I pointed to the bottom corner of one of the sheets. There was an indent in the shape of a squiggly circle. “This is the Mietmoda’s insignia. This paper was recently burned, less than a week ago I’d guess. I think they might be planning an attack on the summit. I’ve sent a post to High Governor Zuulos De Lear with a warning. The Rejen of Weston told us you could help. We rode through the night to get here.”
“Hunter,” Earon called to the back of the room. “Have your scouts heard anything that might suggest the Mietmoda’s return?”
The man in the back of the room shook his head.
Jax rose from his seat. “Are you Hunter Dowe?”

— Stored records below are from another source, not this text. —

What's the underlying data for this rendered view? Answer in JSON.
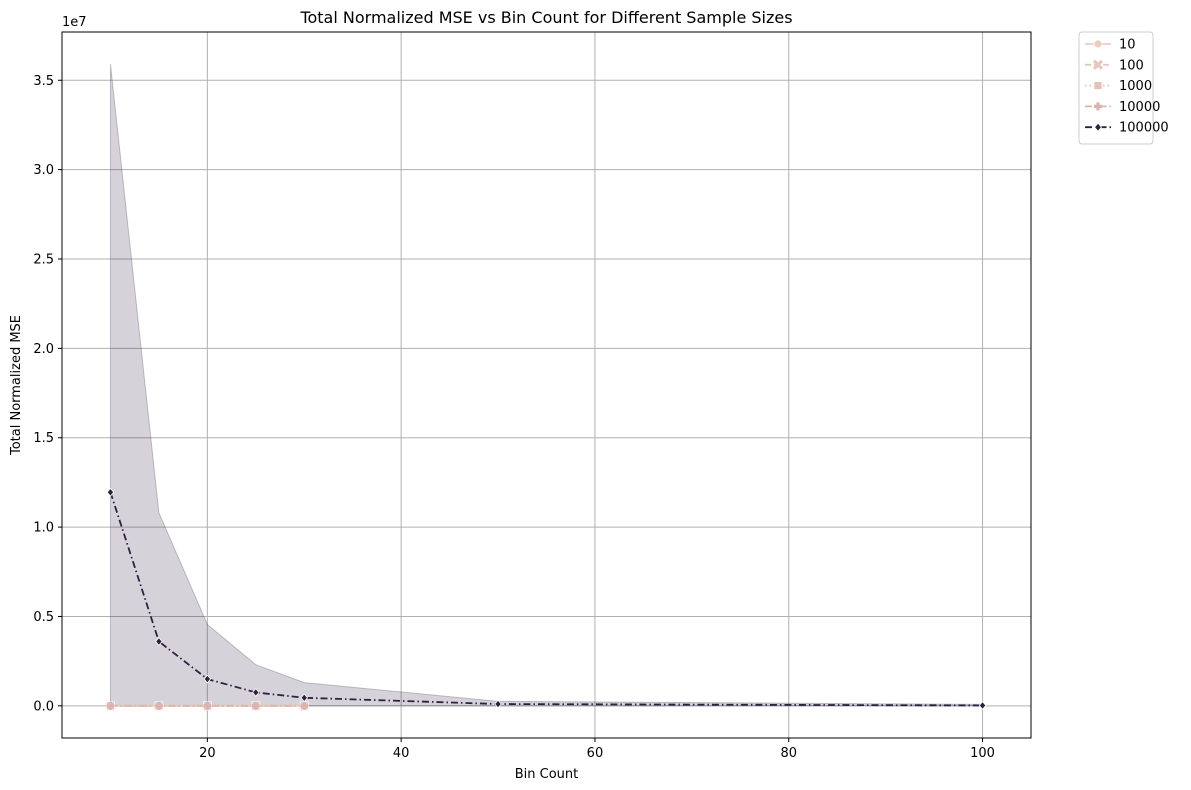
{
  "chart_data": {
    "type": "line",
    "title": "Total Normalized MSE vs Bin Count for Different Sample Sizes",
    "xlabel": "Bin Count",
    "ylabel": "Total Normalized MSE",
    "y_multiplier_label": "1e7",
    "xlim": [
      5,
      105
    ],
    "ylim": [
      -1800000,
      37700000
    ],
    "x_ticks": [
      20,
      40,
      60,
      80,
      100
    ],
    "x_tick_labels": [
      "20",
      "40",
      "60",
      "80",
      "100"
    ],
    "y_ticks": [
      0,
      5000000,
      10000000,
      15000000,
      20000000,
      25000000,
      30000000,
      35000000
    ],
    "y_tick_labels": [
      "0.0",
      "0.5",
      "1.0",
      "1.5",
      "2.0",
      "2.5",
      "3.0",
      "3.5"
    ],
    "grid": true,
    "legend_position": "outside-top-right",
    "x": [
      10,
      15,
      20,
      25,
      30,
      50,
      100
    ],
    "series": [
      {
        "name": "10",
        "color": "#ebcdc0",
        "marker": "circle",
        "dash": "solid",
        "values": [
          0,
          0,
          0,
          0,
          0,
          null,
          null
        ]
      },
      {
        "name": "100",
        "color": "#e8c7bc",
        "marker": "x",
        "dash": "dashed",
        "values": [
          0,
          0,
          0,
          0,
          0,
          null,
          null
        ]
      },
      {
        "name": "1000",
        "color": "#e3c3b8",
        "marker": "square",
        "dash": "dotted",
        "values": [
          0,
          0,
          0,
          0,
          0,
          null,
          null
        ]
      },
      {
        "name": "10000",
        "color": "#ddb1ac",
        "marker": "plus",
        "dash": "dashdot",
        "values": [
          0,
          0,
          0,
          0,
          0,
          null,
          null
        ]
      },
      {
        "name": "100000",
        "color": "#2d2140",
        "marker": "diamond",
        "dash": "dashdot",
        "values": [
          11950000,
          3600000,
          1500000,
          750000,
          450000,
          100000,
          20000
        ],
        "band_upper": [
          35900000,
          10800000,
          4550000,
          2300000,
          1300000,
          250000,
          80000
        ],
        "band_lower": [
          0,
          0,
          0,
          0,
          0,
          0,
          0
        ]
      }
    ]
  }
}
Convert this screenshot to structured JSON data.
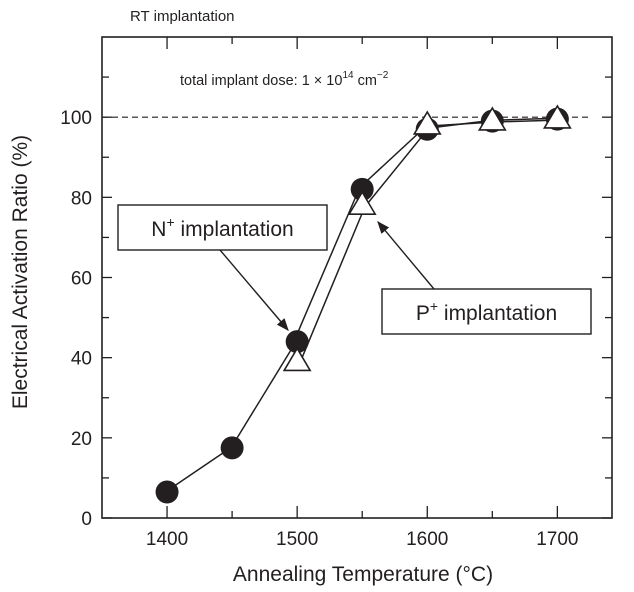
{
  "chart_data": {
    "type": "line",
    "title": "RT implantation",
    "annotation": {
      "prefix": "total implant dose: 1 × 10",
      "exp1": "14",
      "unit": " cm",
      "exp2": "−2"
    },
    "xlabel": "Annealing Temperature (°C)",
    "ylabel": "Electrical Activation Ratio (%)",
    "xlim": [
      1350,
      1742
    ],
    "ylim": [
      0,
      120
    ],
    "xticks": [
      1400,
      1500,
      1600,
      1700
    ],
    "xminor": [
      1450,
      1550,
      1650
    ],
    "yticks": [
      0,
      20,
      40,
      60,
      80,
      100
    ],
    "yminor": [
      10,
      30,
      50,
      70,
      90,
      110
    ],
    "reference_line": {
      "y": 100,
      "style": "dashed"
    },
    "grid": false,
    "series": [
      {
        "name": "N+ implantation",
        "label_main": "N",
        "label_sup": "+",
        "label_rest": " implantation",
        "marker": "filled-circle",
        "x": [
          1400,
          1450,
          1500,
          1550,
          1600,
          1650,
          1700
        ],
        "y": [
          6.5,
          17.5,
          44,
          82,
          97,
          99,
          99.5
        ]
      },
      {
        "name": "P+ implantation",
        "label_main": "P",
        "label_sup": "+",
        "label_rest": " implantation",
        "marker": "open-triangle",
        "x": [
          1500,
          1550,
          1600,
          1650,
          1700
        ],
        "y": [
          39,
          78,
          98,
          99,
          99.5
        ]
      }
    ],
    "callouts": [
      {
        "series": 0,
        "box_anchor": {
          "x": 1380,
          "y": 73
        },
        "arrow_to": {
          "x": 1500,
          "y": 44
        }
      },
      {
        "series": 1,
        "box_anchor": {
          "x": 1583,
          "y": 51
        },
        "arrow_to": {
          "x": 1555,
          "y": 73
        }
      }
    ],
    "colors": {
      "ink": "#231f20",
      "background": "#ffffff"
    }
  }
}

An image formed in the back of my mind. A memory. I’d heard that name before… I swung around. “The Hunter Dowe who won High Governor De Lear’s inauguration tournament last year? The female monk?”
Hunter pulled back her hood. She had olive-toned skin and dark-brown hair tied up behind her head. Her face had a youthful glow and her large, brown eyes captured the entire room in their reflection.
“I’m not a monk,” she said in a voice gentler than the one she had greeted us with.
“Hunter is a hired Knight for the Order. She scouts and recruits for us.” Earon said. “The Tribe might be dead, but this Noble Order shouldn’t die out with it.”
“You’ll help us then?” I asked.
Earon rose. “My council must discuss what, if anything, we can do. If the Mietmoda has returned, then we will do what we can to finish them.”